By Luc Cohen
NEW YORK, March 20 (Reuters) - A U.S. judge has struck down a Treasury Department rule aimed at curbing money laundering in real estate by requiring that the beneficial owners of companies buying real estate in cash be disclosed.
The Treasury Department's Financial Crimes Enforcement Network (FinCEN) implemented the rule in 2024 to prevent criminals from anonymously stashing ill-gotten gains in U.S. property.
Lawyers at the libertarian Pacific Legal Foundation challenged the rule, arguing it exceeded FinCEN's statutory authority.
Tyler, Texas-based U.S. District Judge Jeremy Kernodle sided with the Pacific Legal Foundation in a ruling late on Thursday.
While banks have long been required to understand the source of customer funds and report suspicious transactions, no such rules exist nationwide for the real estate industry.

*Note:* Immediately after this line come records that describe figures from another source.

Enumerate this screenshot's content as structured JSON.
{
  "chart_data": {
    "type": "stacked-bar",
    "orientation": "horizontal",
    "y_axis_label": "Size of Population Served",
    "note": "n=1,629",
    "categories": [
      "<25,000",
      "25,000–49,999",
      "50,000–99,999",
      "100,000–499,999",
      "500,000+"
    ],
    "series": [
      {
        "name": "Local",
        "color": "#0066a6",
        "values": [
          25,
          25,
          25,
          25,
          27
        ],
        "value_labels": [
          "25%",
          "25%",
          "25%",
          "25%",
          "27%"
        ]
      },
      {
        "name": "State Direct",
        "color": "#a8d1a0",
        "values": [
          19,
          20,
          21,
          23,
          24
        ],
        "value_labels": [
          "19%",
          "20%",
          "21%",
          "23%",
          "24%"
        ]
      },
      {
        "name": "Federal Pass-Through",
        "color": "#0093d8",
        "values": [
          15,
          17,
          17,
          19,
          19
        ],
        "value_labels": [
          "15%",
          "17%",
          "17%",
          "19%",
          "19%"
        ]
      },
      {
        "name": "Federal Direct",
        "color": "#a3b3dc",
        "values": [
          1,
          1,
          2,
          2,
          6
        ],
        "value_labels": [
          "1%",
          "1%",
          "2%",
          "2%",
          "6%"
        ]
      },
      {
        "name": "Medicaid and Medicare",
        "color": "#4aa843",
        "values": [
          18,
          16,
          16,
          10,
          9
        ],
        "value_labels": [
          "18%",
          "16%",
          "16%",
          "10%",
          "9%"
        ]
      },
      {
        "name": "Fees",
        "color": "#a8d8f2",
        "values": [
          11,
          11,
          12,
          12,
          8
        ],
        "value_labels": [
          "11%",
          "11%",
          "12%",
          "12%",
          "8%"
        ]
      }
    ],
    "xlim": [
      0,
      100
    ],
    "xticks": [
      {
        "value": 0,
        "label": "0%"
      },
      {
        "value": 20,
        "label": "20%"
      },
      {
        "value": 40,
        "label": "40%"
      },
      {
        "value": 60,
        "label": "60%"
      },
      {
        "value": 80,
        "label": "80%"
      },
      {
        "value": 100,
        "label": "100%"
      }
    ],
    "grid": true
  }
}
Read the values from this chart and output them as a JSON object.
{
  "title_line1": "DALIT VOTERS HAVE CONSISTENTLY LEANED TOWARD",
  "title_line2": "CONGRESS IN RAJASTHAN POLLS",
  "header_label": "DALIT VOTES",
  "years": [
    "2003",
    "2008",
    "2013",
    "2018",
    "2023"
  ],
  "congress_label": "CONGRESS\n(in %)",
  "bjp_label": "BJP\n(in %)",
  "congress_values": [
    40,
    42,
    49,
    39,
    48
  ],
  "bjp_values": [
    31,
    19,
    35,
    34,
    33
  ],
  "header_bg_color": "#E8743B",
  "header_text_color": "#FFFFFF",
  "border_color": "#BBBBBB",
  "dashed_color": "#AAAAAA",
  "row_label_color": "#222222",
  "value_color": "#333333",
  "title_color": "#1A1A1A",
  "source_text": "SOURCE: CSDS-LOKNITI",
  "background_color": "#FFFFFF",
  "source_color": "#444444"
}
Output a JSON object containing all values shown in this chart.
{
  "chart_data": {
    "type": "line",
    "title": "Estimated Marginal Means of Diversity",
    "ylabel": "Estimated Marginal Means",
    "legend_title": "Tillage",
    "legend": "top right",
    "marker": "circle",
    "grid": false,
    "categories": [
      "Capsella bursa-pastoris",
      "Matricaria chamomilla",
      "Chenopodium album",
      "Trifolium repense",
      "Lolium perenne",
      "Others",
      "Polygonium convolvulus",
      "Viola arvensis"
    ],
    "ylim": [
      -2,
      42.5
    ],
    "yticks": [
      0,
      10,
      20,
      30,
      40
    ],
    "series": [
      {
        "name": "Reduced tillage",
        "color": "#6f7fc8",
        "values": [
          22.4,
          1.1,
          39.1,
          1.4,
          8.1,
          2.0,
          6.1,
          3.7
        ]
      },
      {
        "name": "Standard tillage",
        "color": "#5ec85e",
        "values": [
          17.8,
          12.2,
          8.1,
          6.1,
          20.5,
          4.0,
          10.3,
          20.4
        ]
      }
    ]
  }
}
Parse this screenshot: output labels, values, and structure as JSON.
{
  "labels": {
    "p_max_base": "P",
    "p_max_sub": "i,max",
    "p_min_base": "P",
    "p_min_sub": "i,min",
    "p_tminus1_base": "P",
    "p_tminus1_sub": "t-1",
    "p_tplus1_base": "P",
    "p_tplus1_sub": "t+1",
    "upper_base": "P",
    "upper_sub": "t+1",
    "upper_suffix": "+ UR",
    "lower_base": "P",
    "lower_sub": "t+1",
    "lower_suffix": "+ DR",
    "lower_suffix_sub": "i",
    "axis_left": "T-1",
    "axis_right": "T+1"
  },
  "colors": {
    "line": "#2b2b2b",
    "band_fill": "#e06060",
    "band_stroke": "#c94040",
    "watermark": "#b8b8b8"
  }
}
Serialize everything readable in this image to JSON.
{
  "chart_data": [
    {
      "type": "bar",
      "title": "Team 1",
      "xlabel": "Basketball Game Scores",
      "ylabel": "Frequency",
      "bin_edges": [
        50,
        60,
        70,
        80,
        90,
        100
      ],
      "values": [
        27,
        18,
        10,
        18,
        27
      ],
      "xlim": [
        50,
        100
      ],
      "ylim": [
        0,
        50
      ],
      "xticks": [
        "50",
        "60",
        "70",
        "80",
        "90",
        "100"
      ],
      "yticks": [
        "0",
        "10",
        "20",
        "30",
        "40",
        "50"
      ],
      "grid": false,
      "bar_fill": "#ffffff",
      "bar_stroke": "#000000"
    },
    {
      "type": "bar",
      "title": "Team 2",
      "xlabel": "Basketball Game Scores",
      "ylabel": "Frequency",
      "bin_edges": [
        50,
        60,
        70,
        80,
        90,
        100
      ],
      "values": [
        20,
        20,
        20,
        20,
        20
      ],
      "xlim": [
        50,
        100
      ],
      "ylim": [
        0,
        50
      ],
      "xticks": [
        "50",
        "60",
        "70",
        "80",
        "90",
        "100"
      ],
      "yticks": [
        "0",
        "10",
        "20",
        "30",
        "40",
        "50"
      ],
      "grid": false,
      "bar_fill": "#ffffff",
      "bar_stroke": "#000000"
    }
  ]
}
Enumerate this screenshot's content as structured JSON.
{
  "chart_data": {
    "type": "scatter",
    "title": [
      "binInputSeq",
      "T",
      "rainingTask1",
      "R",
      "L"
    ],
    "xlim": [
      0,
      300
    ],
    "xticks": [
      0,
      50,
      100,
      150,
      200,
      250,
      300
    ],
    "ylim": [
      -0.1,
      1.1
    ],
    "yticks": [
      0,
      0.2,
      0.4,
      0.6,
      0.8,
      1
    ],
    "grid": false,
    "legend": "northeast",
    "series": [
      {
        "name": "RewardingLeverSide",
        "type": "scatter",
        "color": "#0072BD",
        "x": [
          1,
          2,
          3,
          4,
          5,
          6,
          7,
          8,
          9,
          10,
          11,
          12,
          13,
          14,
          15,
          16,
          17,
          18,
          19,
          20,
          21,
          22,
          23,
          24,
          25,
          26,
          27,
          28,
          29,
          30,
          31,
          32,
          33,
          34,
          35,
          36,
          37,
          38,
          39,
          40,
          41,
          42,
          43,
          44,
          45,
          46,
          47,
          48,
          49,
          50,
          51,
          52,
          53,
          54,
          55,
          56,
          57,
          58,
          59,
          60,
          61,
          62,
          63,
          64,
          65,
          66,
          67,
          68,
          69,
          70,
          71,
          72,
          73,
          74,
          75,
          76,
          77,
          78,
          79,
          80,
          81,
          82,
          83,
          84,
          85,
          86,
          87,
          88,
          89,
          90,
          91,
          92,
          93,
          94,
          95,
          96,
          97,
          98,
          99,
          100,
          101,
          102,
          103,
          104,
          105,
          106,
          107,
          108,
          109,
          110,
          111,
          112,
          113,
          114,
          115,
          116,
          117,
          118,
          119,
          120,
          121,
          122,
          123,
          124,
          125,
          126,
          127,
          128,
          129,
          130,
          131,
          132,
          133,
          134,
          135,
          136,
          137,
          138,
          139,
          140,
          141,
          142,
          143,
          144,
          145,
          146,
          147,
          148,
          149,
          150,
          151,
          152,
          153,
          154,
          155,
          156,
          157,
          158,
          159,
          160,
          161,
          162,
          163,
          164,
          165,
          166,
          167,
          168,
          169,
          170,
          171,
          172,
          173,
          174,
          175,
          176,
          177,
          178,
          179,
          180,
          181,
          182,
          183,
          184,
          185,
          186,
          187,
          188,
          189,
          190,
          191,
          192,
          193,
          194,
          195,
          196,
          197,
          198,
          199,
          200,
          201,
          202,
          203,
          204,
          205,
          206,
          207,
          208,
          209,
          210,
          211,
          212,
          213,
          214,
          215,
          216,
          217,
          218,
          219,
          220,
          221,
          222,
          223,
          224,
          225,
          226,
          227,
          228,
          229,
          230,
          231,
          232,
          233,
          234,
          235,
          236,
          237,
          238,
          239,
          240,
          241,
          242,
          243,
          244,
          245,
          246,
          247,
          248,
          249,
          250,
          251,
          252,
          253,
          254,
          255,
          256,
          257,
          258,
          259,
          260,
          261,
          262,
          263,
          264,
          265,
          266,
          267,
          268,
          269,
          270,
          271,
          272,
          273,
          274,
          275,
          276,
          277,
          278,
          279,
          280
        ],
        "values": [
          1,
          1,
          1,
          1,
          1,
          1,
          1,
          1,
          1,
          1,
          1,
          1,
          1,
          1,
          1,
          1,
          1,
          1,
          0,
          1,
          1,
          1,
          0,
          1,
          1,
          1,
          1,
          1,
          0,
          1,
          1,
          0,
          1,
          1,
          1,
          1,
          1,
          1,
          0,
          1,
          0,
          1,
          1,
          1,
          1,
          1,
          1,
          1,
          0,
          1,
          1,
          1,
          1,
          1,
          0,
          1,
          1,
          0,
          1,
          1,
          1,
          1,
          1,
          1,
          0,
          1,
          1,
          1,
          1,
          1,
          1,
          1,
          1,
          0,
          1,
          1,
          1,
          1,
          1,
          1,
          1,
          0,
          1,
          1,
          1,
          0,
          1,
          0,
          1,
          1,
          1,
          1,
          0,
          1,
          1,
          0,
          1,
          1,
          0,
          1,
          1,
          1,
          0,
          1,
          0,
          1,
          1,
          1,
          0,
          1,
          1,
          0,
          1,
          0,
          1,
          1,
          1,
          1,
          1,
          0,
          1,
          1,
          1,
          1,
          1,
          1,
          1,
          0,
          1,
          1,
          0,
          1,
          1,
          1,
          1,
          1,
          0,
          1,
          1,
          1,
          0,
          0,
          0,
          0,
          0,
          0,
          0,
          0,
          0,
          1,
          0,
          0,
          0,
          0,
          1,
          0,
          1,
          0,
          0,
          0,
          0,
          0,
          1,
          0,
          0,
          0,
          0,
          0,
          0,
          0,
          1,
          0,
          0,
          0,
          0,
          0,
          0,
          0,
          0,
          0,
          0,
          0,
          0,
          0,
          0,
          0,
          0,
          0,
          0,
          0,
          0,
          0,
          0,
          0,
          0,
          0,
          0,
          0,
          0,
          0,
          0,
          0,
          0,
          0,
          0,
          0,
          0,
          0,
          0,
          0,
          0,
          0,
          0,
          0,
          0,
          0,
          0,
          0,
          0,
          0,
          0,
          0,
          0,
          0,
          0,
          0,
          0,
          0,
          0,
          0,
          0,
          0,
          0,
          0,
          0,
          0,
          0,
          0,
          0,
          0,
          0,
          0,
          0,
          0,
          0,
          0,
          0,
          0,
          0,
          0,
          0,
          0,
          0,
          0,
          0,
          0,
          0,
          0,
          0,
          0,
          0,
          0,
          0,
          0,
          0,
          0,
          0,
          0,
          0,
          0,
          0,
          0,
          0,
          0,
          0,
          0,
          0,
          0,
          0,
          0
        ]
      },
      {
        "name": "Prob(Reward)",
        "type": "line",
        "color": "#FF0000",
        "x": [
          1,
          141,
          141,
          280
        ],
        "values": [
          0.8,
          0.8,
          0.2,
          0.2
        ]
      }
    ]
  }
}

Instead, FinCEN since 2016 has operated real estate purchase disclosure rules, known as geographic targeting orders, in a handful of cities including New York and Miami. The new rule effectively expanded those orders nationwide.
"The agency fails to explain or show how non-financed residential real estate transactions are categorically 'suspicious,'" Kernodle, an appointee of U.S. President Donald Trump, wrote in striking down the rule.
FinCEN did not immediately respond to a request for comment.
As much as $2.3 billion was laundered through U.S. real estate between 2015 and 2020, former Treasury Secretary Janet Yellen has said.
The FACT Coalition, an advocacy group that supports the rule, said it expected the government to prevail on appeal. FACT Executive Director Ian Gary said in a statement, "The district court in Texas has just sided with cartels, money launderers, and U.S. adversaries."